另外,粵語裡只能說「馬到功成」,不能說「馬到成功」,這是方言的分別。


----------



## Youngfun

古代的成功跟现在的成功（success）意思一样吗？


----------



## Skatinginbc

Thank you all for the valuable inputs. 

I can understand the grammatical correctness of 迅雷風烈 and 吉日辰良 since both  post-nominal modifiers and pre-nominal modifiers are allowed in Archaic  Chinese.  But 「馬到成功」 is a different story.  It involves two different  subjects, that is, 「馬」 and an unspecified subject, without an overt  conjunction (e.g., 即, 就, 便, etc.).  誰成功? 馬嗎?  「馬到功成」 (馬一到, 功便成) has two subjects, both specified, and so a conjunction is not needed.  「旗開得勝」==> 誰得勝? 旗子嗎?  Why not 「開旗得勝」(一打開戰旗就獲得勝利), where 「開旗」 and 「得勝」 share the same subject?

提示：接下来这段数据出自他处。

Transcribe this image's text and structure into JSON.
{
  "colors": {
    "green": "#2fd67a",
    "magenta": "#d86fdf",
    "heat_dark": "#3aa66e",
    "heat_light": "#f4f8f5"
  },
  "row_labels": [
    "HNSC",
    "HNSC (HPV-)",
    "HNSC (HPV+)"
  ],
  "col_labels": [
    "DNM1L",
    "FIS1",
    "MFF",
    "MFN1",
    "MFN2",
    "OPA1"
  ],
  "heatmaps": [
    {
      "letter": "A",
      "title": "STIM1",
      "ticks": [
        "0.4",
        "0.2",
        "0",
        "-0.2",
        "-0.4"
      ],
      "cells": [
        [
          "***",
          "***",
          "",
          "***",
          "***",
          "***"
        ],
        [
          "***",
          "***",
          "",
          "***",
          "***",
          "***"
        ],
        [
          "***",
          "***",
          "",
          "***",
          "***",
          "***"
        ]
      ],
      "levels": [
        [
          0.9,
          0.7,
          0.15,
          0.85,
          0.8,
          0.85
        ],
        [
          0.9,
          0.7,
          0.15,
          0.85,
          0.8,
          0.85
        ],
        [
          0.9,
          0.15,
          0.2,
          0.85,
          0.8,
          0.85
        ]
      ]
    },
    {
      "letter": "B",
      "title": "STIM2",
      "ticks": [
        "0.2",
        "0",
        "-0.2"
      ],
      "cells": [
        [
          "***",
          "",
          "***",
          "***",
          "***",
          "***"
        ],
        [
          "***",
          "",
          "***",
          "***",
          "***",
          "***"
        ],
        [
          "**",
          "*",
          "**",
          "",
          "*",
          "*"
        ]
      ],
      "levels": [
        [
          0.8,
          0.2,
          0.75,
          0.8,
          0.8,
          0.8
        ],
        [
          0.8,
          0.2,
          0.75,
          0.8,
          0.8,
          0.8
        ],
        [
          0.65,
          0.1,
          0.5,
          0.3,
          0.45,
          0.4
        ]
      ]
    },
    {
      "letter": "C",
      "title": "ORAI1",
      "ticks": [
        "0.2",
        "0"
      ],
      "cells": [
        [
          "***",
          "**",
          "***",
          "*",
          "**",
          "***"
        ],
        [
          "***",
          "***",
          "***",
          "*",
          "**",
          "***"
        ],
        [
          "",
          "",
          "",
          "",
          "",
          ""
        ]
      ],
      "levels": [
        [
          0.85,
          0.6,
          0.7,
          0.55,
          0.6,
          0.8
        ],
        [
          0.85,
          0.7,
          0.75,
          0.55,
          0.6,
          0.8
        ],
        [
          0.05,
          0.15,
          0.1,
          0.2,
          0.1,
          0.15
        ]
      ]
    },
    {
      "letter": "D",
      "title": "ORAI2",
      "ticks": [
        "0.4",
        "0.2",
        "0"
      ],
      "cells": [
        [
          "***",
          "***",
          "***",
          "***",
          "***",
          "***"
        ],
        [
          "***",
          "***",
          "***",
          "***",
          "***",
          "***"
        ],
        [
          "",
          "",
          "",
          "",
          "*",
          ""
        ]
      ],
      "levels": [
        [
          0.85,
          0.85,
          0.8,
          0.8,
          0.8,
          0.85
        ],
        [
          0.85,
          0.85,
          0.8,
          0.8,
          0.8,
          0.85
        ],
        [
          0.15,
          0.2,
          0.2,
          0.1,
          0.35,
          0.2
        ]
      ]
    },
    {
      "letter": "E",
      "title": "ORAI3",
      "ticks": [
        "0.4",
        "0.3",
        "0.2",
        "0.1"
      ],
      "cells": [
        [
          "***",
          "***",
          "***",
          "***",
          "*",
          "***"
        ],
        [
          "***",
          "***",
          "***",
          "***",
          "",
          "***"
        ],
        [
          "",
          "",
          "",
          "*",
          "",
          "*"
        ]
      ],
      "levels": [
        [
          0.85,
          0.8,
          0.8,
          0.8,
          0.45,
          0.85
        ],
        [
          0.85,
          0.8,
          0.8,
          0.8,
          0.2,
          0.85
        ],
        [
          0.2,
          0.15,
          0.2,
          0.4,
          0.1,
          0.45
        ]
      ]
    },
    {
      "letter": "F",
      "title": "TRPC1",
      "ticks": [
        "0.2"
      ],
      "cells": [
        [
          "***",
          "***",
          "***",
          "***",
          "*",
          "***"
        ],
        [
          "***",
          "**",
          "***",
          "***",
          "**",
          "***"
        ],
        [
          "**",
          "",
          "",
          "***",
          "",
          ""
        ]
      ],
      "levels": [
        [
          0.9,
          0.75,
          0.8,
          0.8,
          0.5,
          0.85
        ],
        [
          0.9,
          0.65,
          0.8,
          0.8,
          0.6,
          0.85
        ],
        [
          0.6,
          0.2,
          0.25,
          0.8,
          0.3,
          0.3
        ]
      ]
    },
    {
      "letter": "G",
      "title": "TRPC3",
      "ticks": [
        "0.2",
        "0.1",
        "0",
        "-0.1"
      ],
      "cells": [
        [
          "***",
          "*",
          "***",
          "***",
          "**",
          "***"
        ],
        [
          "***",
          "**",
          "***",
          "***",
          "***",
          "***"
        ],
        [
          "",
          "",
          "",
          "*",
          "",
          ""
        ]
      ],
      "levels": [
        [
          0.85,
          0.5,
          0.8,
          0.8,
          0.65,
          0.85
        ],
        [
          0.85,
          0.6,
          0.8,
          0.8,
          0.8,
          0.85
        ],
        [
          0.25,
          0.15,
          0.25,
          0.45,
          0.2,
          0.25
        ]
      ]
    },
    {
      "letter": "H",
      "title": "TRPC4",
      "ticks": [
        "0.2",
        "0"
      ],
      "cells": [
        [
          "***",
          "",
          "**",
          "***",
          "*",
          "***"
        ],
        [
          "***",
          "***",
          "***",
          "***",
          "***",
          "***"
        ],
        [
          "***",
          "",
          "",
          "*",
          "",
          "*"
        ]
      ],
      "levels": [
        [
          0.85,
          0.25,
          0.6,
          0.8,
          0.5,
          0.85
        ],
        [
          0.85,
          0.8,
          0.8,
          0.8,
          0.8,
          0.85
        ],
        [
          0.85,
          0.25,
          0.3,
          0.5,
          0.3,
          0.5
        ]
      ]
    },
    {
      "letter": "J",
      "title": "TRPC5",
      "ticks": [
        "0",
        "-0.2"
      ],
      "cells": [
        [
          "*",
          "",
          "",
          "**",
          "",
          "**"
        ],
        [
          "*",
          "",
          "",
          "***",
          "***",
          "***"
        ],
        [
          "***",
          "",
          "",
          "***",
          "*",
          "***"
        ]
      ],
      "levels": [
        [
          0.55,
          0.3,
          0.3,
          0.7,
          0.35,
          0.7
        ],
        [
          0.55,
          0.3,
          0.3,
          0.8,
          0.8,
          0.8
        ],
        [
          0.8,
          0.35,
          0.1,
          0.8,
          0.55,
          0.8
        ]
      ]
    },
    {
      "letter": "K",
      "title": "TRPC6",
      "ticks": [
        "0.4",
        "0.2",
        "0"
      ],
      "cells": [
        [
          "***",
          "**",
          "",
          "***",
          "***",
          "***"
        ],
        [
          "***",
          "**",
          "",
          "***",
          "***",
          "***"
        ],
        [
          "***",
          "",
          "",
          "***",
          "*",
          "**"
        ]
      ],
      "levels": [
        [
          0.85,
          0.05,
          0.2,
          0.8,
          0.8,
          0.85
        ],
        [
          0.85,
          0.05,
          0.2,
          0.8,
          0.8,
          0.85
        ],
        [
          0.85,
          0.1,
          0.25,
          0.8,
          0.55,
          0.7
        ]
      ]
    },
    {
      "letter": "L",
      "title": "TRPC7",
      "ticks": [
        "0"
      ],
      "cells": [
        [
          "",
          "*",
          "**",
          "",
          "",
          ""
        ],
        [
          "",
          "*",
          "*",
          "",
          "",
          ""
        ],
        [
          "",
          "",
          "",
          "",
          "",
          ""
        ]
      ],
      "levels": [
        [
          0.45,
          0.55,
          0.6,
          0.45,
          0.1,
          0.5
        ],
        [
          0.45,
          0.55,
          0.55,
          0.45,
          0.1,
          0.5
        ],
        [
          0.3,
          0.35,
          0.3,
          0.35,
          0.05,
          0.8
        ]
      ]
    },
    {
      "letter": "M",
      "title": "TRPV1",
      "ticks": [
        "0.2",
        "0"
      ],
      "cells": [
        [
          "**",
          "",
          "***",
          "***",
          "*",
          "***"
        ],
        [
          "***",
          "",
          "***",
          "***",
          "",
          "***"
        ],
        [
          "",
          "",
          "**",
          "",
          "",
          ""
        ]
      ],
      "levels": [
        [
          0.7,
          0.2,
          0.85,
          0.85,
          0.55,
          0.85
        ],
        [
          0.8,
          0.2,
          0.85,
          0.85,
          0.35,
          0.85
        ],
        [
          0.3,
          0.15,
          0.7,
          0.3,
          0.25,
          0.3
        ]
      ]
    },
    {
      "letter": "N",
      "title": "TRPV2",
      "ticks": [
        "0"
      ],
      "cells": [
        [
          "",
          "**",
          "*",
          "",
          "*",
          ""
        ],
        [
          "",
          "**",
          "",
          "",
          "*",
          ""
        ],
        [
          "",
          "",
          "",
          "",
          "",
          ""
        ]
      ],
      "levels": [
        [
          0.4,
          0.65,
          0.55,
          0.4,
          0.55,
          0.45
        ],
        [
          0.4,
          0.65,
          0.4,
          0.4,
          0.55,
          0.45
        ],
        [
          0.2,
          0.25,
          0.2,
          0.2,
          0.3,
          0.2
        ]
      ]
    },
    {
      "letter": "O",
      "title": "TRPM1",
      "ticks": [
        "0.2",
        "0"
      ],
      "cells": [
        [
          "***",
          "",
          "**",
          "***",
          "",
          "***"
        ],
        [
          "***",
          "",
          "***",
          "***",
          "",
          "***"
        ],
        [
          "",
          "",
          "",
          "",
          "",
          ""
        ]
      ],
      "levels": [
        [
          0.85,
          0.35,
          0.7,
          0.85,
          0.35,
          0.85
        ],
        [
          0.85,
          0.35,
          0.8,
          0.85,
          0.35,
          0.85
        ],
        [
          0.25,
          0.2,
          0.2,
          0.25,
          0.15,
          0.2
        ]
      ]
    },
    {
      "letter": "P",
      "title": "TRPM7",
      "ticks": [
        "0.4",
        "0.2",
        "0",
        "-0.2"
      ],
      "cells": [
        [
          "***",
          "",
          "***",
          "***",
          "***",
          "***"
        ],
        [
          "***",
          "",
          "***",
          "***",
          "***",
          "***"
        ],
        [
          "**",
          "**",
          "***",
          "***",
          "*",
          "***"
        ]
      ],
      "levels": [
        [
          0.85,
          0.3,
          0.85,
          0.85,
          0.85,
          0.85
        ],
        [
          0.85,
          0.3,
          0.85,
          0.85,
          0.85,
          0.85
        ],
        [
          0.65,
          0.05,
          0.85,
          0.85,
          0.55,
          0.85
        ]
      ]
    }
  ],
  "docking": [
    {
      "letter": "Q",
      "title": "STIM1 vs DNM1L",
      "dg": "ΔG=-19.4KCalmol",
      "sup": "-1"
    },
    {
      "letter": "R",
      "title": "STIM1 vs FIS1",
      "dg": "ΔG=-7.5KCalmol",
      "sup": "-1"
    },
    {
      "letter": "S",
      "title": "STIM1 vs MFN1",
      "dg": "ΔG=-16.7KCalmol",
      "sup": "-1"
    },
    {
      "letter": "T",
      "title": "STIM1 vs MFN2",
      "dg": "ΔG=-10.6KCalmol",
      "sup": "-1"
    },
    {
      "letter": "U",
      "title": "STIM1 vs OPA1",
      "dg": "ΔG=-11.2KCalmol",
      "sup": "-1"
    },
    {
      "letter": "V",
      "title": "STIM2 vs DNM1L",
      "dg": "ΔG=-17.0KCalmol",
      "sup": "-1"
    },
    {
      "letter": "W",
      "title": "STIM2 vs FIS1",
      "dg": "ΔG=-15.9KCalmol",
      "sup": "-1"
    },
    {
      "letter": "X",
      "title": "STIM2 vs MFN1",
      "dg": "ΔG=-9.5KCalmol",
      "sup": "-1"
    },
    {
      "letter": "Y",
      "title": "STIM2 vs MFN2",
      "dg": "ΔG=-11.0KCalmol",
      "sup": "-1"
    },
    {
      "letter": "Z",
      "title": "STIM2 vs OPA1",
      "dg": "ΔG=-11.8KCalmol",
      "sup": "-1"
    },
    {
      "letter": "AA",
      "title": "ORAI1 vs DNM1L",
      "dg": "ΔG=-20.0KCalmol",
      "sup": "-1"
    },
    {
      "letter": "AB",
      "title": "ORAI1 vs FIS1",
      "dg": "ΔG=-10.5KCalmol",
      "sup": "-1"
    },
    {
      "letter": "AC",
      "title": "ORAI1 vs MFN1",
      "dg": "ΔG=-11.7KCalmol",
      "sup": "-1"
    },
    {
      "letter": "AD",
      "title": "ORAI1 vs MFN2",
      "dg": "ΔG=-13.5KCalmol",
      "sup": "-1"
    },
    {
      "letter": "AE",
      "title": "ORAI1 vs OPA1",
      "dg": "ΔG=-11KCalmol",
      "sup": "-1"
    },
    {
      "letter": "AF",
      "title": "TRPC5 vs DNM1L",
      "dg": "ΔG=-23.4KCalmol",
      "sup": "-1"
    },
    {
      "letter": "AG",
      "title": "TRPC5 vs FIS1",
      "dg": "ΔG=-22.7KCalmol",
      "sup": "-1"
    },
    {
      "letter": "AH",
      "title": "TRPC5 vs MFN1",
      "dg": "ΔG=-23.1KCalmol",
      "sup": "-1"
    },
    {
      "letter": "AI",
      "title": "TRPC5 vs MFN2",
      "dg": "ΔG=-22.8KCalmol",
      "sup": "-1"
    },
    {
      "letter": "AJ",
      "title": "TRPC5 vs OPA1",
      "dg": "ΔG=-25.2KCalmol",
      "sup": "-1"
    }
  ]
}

「賓至如歸」 involves only one subject.

 後漢書: 「曠若開雲見日，何喜如之」. 後來不知怎的, 竟成了「雲開見日」, 「雲開見天」.

「愴地呼天」 involves a common subject; therefore a null coordinator is desired. 「病至呼天」, in contrast,  involves two different subjects, one specified and the other  unspecified.  Consequently, the original text has a conjunction (i.e., 而): 汉・韩婴《韩诗外传》卷二: 患至而后呼天，不亦晚乎!  Without a conjunction, 「病至呼天」 should have meant "so sick that you cry out to the heavens".  So the big question is: Since when has the Chinese morphological rules changed (if it has been changed at all)?  宋元之際 when 中原 was occupied by foreign tribes?   

「衣來伸手, 飯來張口」 and 「貨到付款」 are products of Modern Mandarin.  They show that such structures are now not only well-accepted but also productive.


Ghabi said:


> 粵語裡只能說「馬到功成」,不能說「馬到成功」,這是方言的分別。


That is very interesting.  Thank you for that valuable information.  Is there any idiom in Cantonese that involves two subjects: one specified, the other unspecified, without being linked by a conjunction?  If not, can 這是方言的分別 be a result of language contact--Some (e.g., Cantonese, or southern dialects) preserved the Archaic structures, while others (e.g., Mandarin, or northern dialects) underwent a change due to external forces?


----------



## Youngfun

Skatinginbc开了这个主题对我来说还是有收获的。我一直以为“马到成功”的意思是“马到达了成功”的意思。(the horse arrived to the success)


----------



## 枫十二

Can I understand it in this way?
（你）马到，（你）功成。then 马到 and 功成 both share the same subject.
我的收获也挺大的，It is a very interesting topic!


----------



## Skatinginbc

feng12 said:


> （你）马到，（你）功成。then 马到 and 功成 both share the same subject.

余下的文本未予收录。